La desserte des Antilles est loin d'être un long fleuve tranquille. Alors que l'irruption d'une quatrième vague de Covid en plein mois d'août avait largement perturbé le trafic cet été, les compagnies aériennes risquent à nouveau de plonger dans la tourmente cet hiver. Depuis une semaine, la Guadeloupe est en proie à une large vague de contestation : partie de l'opposition à l'obligation vaccinale des soignants, elle recouvre désormais un ensemble de revendications sociales sur le coût de la vie et les salaires. L'appel à la grève générale et illimitée a débouché sur la mise en place de blocages et de barrages, avant que des actions violentes ne finissent par éclater (échauffourées, pillages, tirs sur les forces de l'ordre).
S'ils ne s'affolent pas encore, avec seulement quatre jours de recul jusqu'à présent, Air France, Corsair et Air Caraïbes se montrent extrêmement vigilants face à une situation qui produit déjà ses premiers effets. D'autant que les conséquences pourraient s'amplifier : le mouvement touche désormais la Martinique où la grève doit commencer ce lundi 22 novembre à l'appel de 17 syndicats.
L'irruption de la situation antillaise dans les médias métropolitains a eu un impact immédiat en fin de semaine dernière.
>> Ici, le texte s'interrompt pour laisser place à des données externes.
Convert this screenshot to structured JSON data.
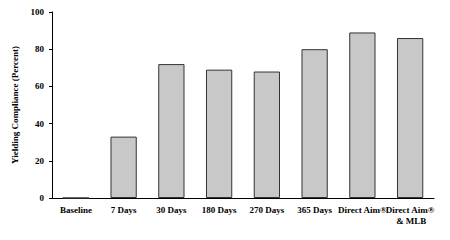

Suite aux violences de la nuit de jeudi à vendredi, les compagnies ont constaté un ralentissement significatif des réservations, comme le note Julien Houdebine, directeur commercial et marketing de Corsair : « Nous voyons depuis vendredi un net coup d'arrêt dans le rythme des réservations. » En raison du manque de données disponibles pour le moment, il n'a pas souhaité chiffrer plus précisément l'ampleur de ce ralentissement.